On the freighter T’ien Kou in the Pacific two crew are in the hold. One is telling the other about something in a crate loading in Hong Kong, something that tried to bite him. He opens the peephole and whatever is inside leaps at the slit. The box is rattling violently, then stops. One is concerned that they’ve killed whatever is inside and they open it. Probably a bad idea. It seems they see something surprising.
In port, the T’ien Kou‘s captain is telling the authorities that the hold was secured in Hong Kong and the cage is still locked but two men are missing. There’s another man there, Detwiler (he may sound, but not look, familiar; it’s Andrew Robinson who played Garak in DS9), the owner of the cargo, an animal needing care.
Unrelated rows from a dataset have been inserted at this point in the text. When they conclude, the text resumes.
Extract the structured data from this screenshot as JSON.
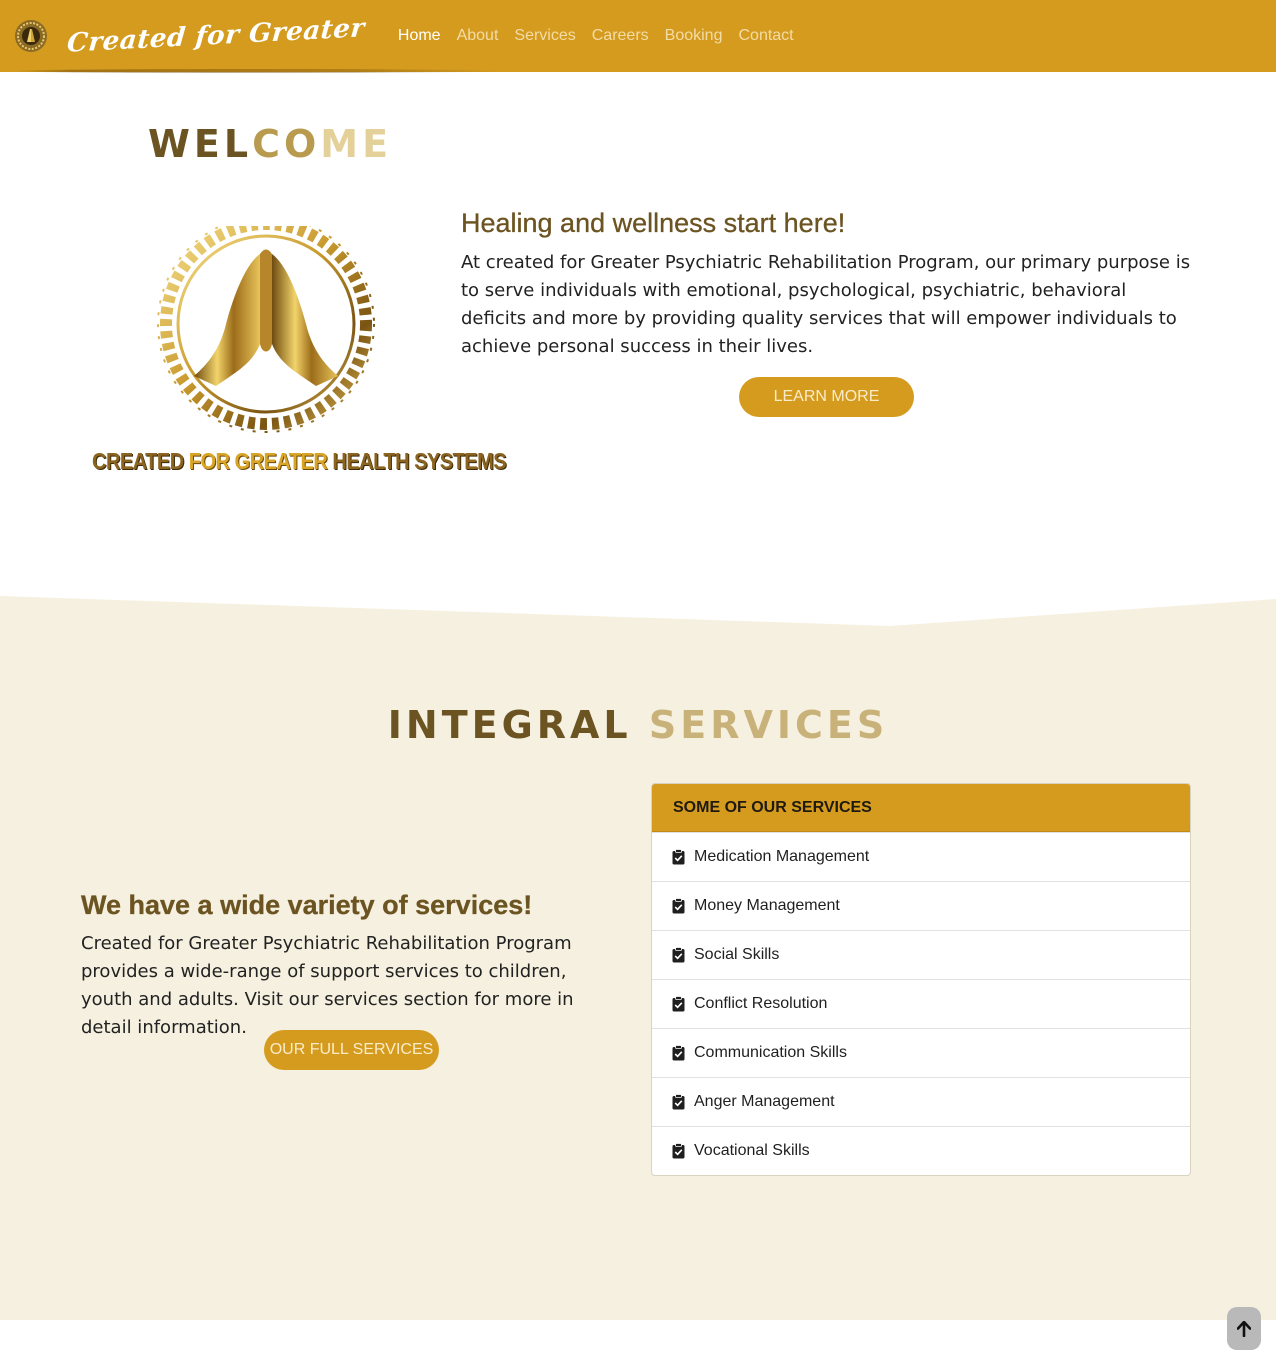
{
  "navbar": {
    "brand": "Created for Greater",
    "links": [
      "Home",
      "About",
      "Services",
      "Careers",
      "Booking",
      "Contact"
    ],
    "active": "Home",
    "logo_icon": "praying-hands-logo"
  },
  "welcome": {
    "title_part1": "WEL",
    "title_part2": "CO",
    "title_part3": "ME",
    "logo_caption_part1": "CREATED ",
    "logo_caption_part2": "FOR GREATER ",
    "logo_caption_part3": "HEALTH SYSTEMS",
    "heading": "Healing and wellness start here!",
    "text": "At created for Greater Psychiatric Rehabilitation Program, our primary purpose is to serve individuals with emotional, psychological, psychiatric, behavioral deficits and more by providing quality services that will empower individuals to achieve personal success in their lives.",
    "button": "LEARN MORE"
  },
  "services": {
    "title_word1": "INTEGRAL",
    "title_word2": "SERVICES",
    "heading": "We have a wide variety of services!",
    "text": "Created for Greater Psychiatric Rehabilitation Program provides a wide-range of support services to children, youth and adults. Visit our services section for more in detail information.",
    "button": "OUR FULL SERVICES",
    "card_header": "SOME OF OUR SERVICES",
    "items": [
      "Medication Management",
      "Money Management",
      "Social Skills",
      "Conflict Resolution",
      "Communication Skills",
      "Anger Management",
      "Vocational Skills"
    ],
    "item_icon": "clipboard-check-icon"
  },
  "scroll_top_icon": "arrow-up-icon",
  "colors": {
    "gold": "#d49b1f",
    "brown": "#6b5421",
    "cream": "#f5f0df"
  }
}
There’s blood on the outside of the box and inside there isn’t the animal, but the two missing crew, dead.
Mulder is putting photos of the crime scene up in his office when Scully arrives. He isn’t going home. Two merchant marines were found dead in San Pedro from multiple bite wounds. From what’s listed as a dog. They were found inside a container locked from the outside, the dog gone. Doggone. Scully says bites are rarely lethal in and of themselves. Is Mulder really telling her a dog did this? A bad dog.
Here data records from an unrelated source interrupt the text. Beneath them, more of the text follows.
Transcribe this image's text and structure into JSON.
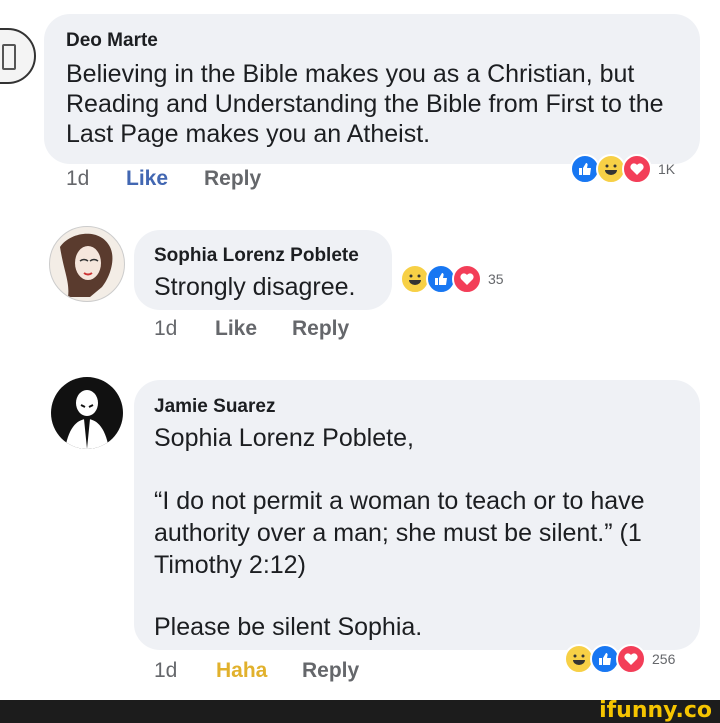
{
  "comments": [
    {
      "author": "Deo Marte",
      "lines": [
        "Believing in the Bible makes you as a Christian, but",
        "Reading and Understanding the Bible from First to the",
        "Last Page makes you an Atheist."
      ],
      "time": "1d",
      "like_label": "Like",
      "reply_label": "Reply",
      "reaction_count": "1K",
      "reactions": [
        "like-icon",
        "haha-icon",
        "love-icon"
      ]
    },
    {
      "author": "Sophia Lorenz Poblete",
      "lines": [
        "Strongly disagree."
      ],
      "time": "1d",
      "like_label": "Like",
      "reply_label": "Reply",
      "reaction_count": "35",
      "reactions": [
        "haha-icon",
        "like-icon",
        "love-icon"
      ]
    },
    {
      "author": "Jamie Suarez",
      "lines": [
        "Sophia Lorenz Poblete,",
        "",
        "“I do not permit a woman to teach or to have",
        "authority over a man; she must be silent.” (1",
        "Timothy 2:12)",
        "",
        "Please be silent Sophia."
      ],
      "time": "1d",
      "like_label": "Haha",
      "reply_label": "Reply",
      "reaction_count": "256",
      "reactions": [
        "haha-icon",
        "like-icon",
        "love-icon"
      ]
    }
  ],
  "watermark": "ifunny.co",
  "colors": {
    "bubble": "#eff1f5",
    "like_blue": "#4267b2",
    "haha_yellow": "#e1b12c",
    "meta_gray": "#65676b"
  }
}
In Bellflower, California, a dog is barking at a shadow of a dog. Her owner tells her to go inside, then heads to drive away the other dog. Which is gone. Inside his house, his own dog isn’t responding. He finds her on the floor, probably dead. Then a dog with glowing eyes – never a good sign – attacks.
Mulder introduces him and Scully to Jeffrey Cahn of the Department of Fish & Wildlife on the T’ien Kou. Cahn says they’ve looked round the ship and the dog is probably gone. No droppings. He isn’t sure on the dog, but the owner, a Dr Ian Detwiler, is a cryptozoologist. Mulder, of course, knows what that means. Detwiler says the dog is a priceless specimen, a Wanshang Dhole, believed extinct for 150 years. It’s not a predatory animal. Then another person reports the attack in Bellflower.
The dead man’s bitemarks match those of the freighter victims and he’s had a hand bitten off. They think he might have been involved in the theft and the dog turned on him. How else could it get inside a house with closed doors? Mulder asks how, in that case, did the dog get out afterwards? They’re calling it a dog, but it’s acting with human intelligence. Mulder has someone he wants to speak to.
They head to see a Karin Berquist, an expert in canid behaviour. And the one who told Mulder about the case. She runs a kennels and, inside, even has a poster like the one that used to be in Mulder’s office before the CSM torched the office in “The End”. Karin doesn’t think a canid is responsible. The meeting is curiously short. Mulder met her online.
Another person from Fish & Wildlife is in an alley looking for an animal he thinks is there. There’s a severed human hand. He enters a building and calls out to a man whose shape he sees. The man doesn’t respond, but turns into a dog.
Mulder and Scully are on the scene the next day. Cahn says the dead man was a friend of his. This sort of thing doesn’t happen. He wants to kill the animal, not catch it. Karin arrives as she thinks they might need help. A canid killing for no other reason than to kill is strange. Almost human. It’s extraordinary for one to kill for sport, especially ranging miles to do so.
Detwiler is there as well; he caught it once and will do again. Karin, afterwards, says she dislikes him already. Detwiler couldn’t find any prints but Karin looked for them herself. Outside, Cahn is saying over the radio that they’re going to live rounds when Detwiler startles him. Detwiler says if Cahn kills the Wanshang Dhole, Detwiler will kill him.
Karin did find tracks on the scene, and without too much difficulty. Prints with five toe pads. Canids don’t have five toe pads. It’s been suggested that once they might have had a prehensile thumb. Such a thing would allow it to open doors. Scully doesn’t trust Karin; she thinks Karin has an ulterior motive to get Mulder down there. That ulterior motive being to, well, get Mulder down there out of personal interest in him. Then there’s the Wanshang Dhole, a dog that is clearly not, or not just, a dog.